Die ALB-Baulehrfahrt 2023
Exkursion für Milchviehhalter - Eine Zukunft mit Herausforderungen
Stallbau aktuell: Landwirtschaft in der Mitte Deutschlands
Die Arbeitsgemeinschaft Landtechnik und Bauwesen Rheinland-Pfalz/Saarland e.V. startete am 14.09.2022 ihre 2-tägige-Exkursion für Milchviehhalter. Ziel der diesjährigen Exkursion war der Norden Deutschlands mit dem Endziel Rotenburg (Wümme). Mit dabei waren neben aktiven Milchviehhaltern auch Berater verschiedener Einrichtungen und Firmen. Unter der Thematik „Eine Zukunft mit Herausforderungen“ wurden vier Betriebe besichtigt. In dieser Alcovit Ausgabe gehen wir genauer auf die beiden am zweiten Tag durchgeführten Betriebsbesichtigungen ein.
Benninghoff MilchEnergie – Milch aus Leidenschaft
Der Betrieb liegt in Bevern in Niedersachsen, eine gute Stunde von Hamburg entfernt. Es werden 1.100 Kühe gemolken mit einer Jahresleistung von 11.800 kg Milch. Zum Betrieb gehört außerdem eine Biogasanlage mit 460 kW, die nur mit Gülle betrieben wird. Das Futter für die Kühe wird auf 574 ha angebaut, davon sind ca. 370 ha Acker. Auf den Ackerflächen wird auf eine Fruchtfolge verzichtet und ausschließlich Mais angebaut.
„Jede einzelne Kuh hat bei uns einen hohen Stellenwert“, so lauten die Begrüßungsworte von Marc Benninghoff, Inhaber und Betriebsleiter, der uns vor einem der imposanten Stallgebäuden empfängt. Marc Benninghoff, erläuterte uns die Entwicklung des Betriebes, den er 2001 nach dem frühen Tod seines Vaters übernommen hatte. Sein Vater hatte den Betrieb im Jahre 1976 ausgesiedelt und dabei für 75 Kühe gebaut. 2005 kam dann der erste große Schritt auf 400 Kühe, im gleichen Zug wurde ein Doppel 16er Fischgrätenmelkstand gebaut. In 2008 folgte dann der nächste Schritt auf 500 Kühe. Der letzte große Bauabschnitt wurde 2016 vollbracht, von da an war auf dem Betrieb Platz für 1273 Milchkühe. Damit war das Maximum an Milchkühen an diesem Standort erreicht. Es folgten noch fünf Kälberställe, die ab 2020 bezogen werden konnten.

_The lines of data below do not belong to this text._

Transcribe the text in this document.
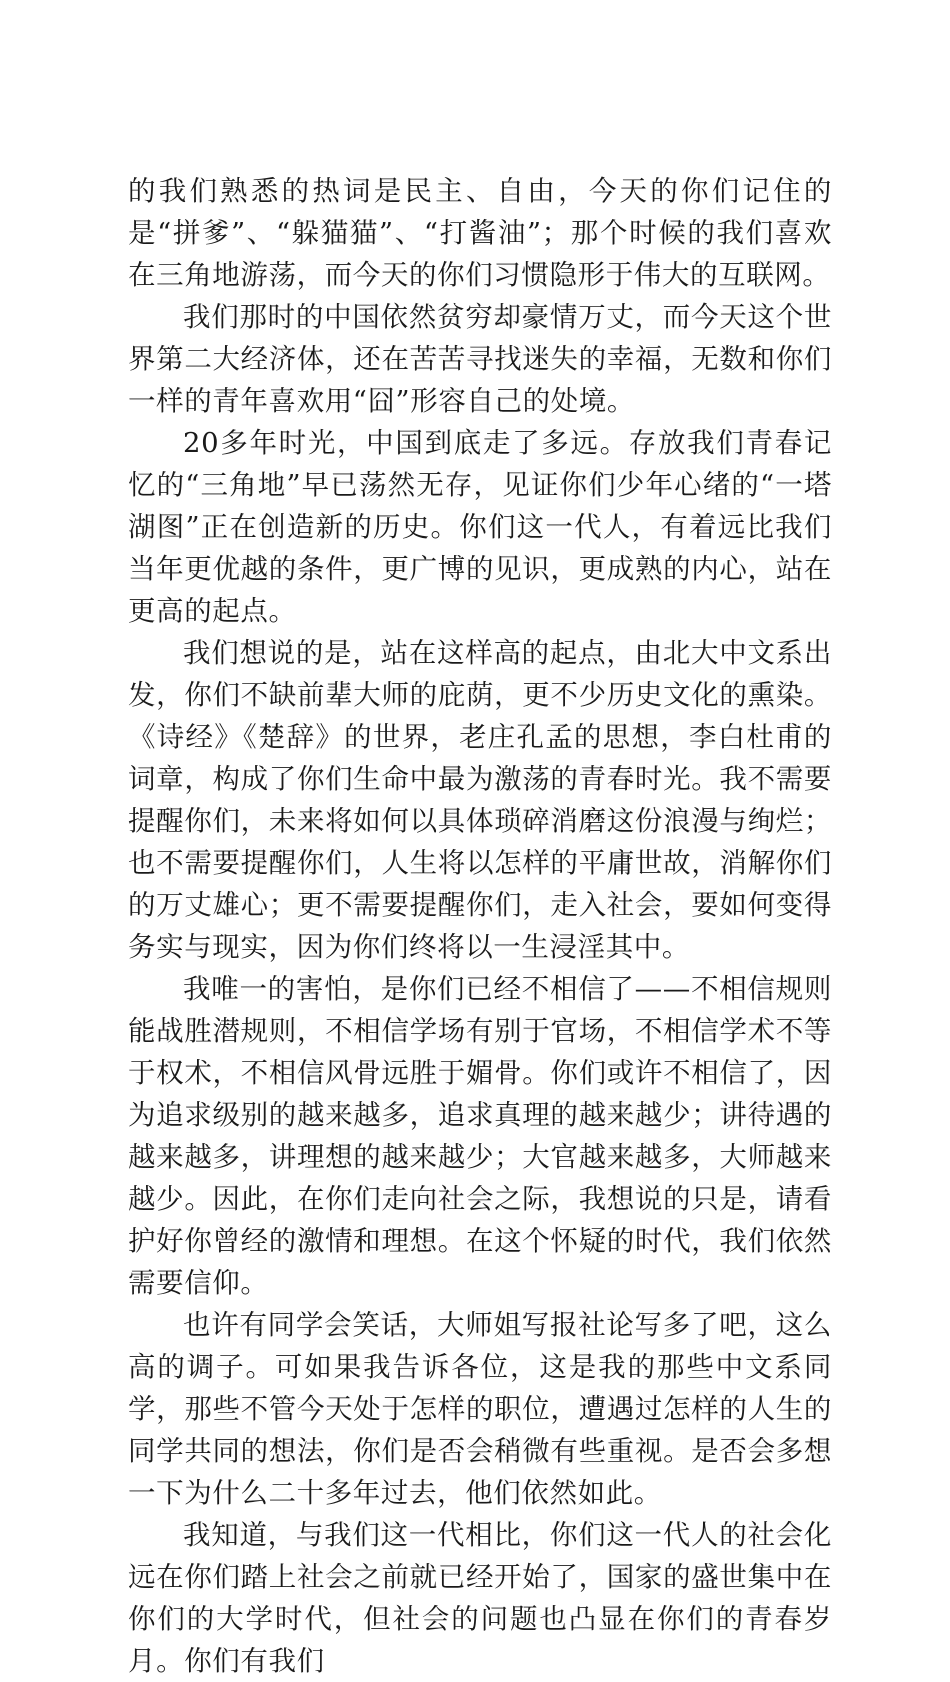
的我们熟悉的热词是民主、自由，今天的你们记住的是“拼爹”、“躲猫猫”、“打酱油”；那个时候的我们喜欢在三角地游荡，而今天的你们习惯隐形于伟大的互联网。

我们那时的中国依然贫穷却豪情万丈，而今天这个世界第二大经济体，还在苦苦寻找迷失的幸福，无数和你们一样的青年喜欢用“囧”形容自己的处境。

20多年时光，中国到底走了多远。存放我们青春记忆的“三角地”早已荡然无存，见证你们少年心绪的“一塔湖图”正在创造新的历史。你们这一代人，有着远比我们当年更优越的条件，更广博的见识，更成熟的内心，站在更高的起点。

我们想说的是，站在这样高的起点，由北大中文系出发，你们不缺前辈大师的庇荫，更不少历史文化的熏染。《诗经》《楚辞》的世界，老庄孔孟的思想，李白杜甫的词章，构成了你们生命中最为激荡的青春时光。我不需要提醒你们，未来将如何以具体琐碎消磨这份浪漫与绚烂；也不需要提醒你们，人生将以怎样的平庸世故，消解你们的万丈雄心；更不需要提醒你们，走入社会，要如何变得务实与现实，因为你们终将以一生浸淫其中。

我唯一的害怕，是你们已经不相信了——不相信规则能战胜潜规则，不相信学场有别于官场，不相信学术不等于权术，不相信风骨远胜于媚骨。你们或许不相信了，因为追求级别的越来越多，追求真理的越来越少；讲待遇的越来越多，讲理想的越来越少；大官越来越多，大师越来越少。因此，在你们走向社会之际，我想说的只是，请看护好你曾经的激情和理想。在这个怀疑的时代，我们依然需要信仰。

也许有同学会笑话，大师姐写报社论写多了吧，这么高的调子。可如果我告诉各位，这是我的那些中文系同学，那些不管今天处于怎样的职位，遭遇过怎样的人生的同学共同的想法，你们是否会稍微有些重视。是否会多想一下为什么二十多年过去，他们依然如此。

我知道，与我们这一代相比，你们这一代人的社会化远在你们踏上社会之前就已经开始了，国家的盛世集中在你们的大学时代，但社会的问题也凸显在你们的青春岁月。你们有我们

Während wir neben Betriebsleiter Marc Benninghoff durch den ersten Stall entlang des Futtertischs liefen erklärte er uns, dass er zusammen mit dem Herdenmanager, an einigen Schrauben im System drehen musste, sodass sie die Leistung der Herde auf beeindruckende 12.600 kg Milch pro Kuh und Jahr steigern konnten. Dafür setzen sie zum einen auf eine ausgefeilte Fütterung, auf der anderen Seite haben die beiden das Controlling von Fütterung und Herdenmanagement optimiert. Er fügte aber auch hinzu, dass die Leistung ein wenig nach oben korrigiert ist, da sie aktuell z.B. nur 9 Kühe mit weniger als 25 kg Milchleistung melken. Dies kommt dadurch, dass im Betrieb die Kühe aufgrund einer zeitigen Besamung früh trockengestellt werden müssen. Dadurch werden auch teilweise Kühe mit 30 kg Milch trockengestellt. Außerdem werden Schlachtkühe ebenfalls früh verkauft, bevor sie unter die von Benninghoffs gesetzte Grenze von 25 kg Milch fallen.
Fütterung der Milchherde
Gefüttert wird einmal am Tag, immer von derselben Person. Im Verlauf des Tages schieben die Mitarbeiter die Ration alle eineinhalb Stunden an. Nachts wird das Futter einmal vor der Melkschicht und während des Melkens dreimal nachgeschoben.
Die Kontrolle der Fütterung erfolgt regelmäßig. Einmal in der Woche wird die Futteraufnahme über die Bestimmung der Restmengen kontrolliert. Die Futterreste liegen bei rund 5%, bei Frischmelkern und den Close-Ups noch etwas mehr bei 7%.
„Wir wissen ganz genau, was in der Ration drin ist und was an Milch und Inhaltsstoffen im Tank ankommt.“, fügt Benninghoff hinzu.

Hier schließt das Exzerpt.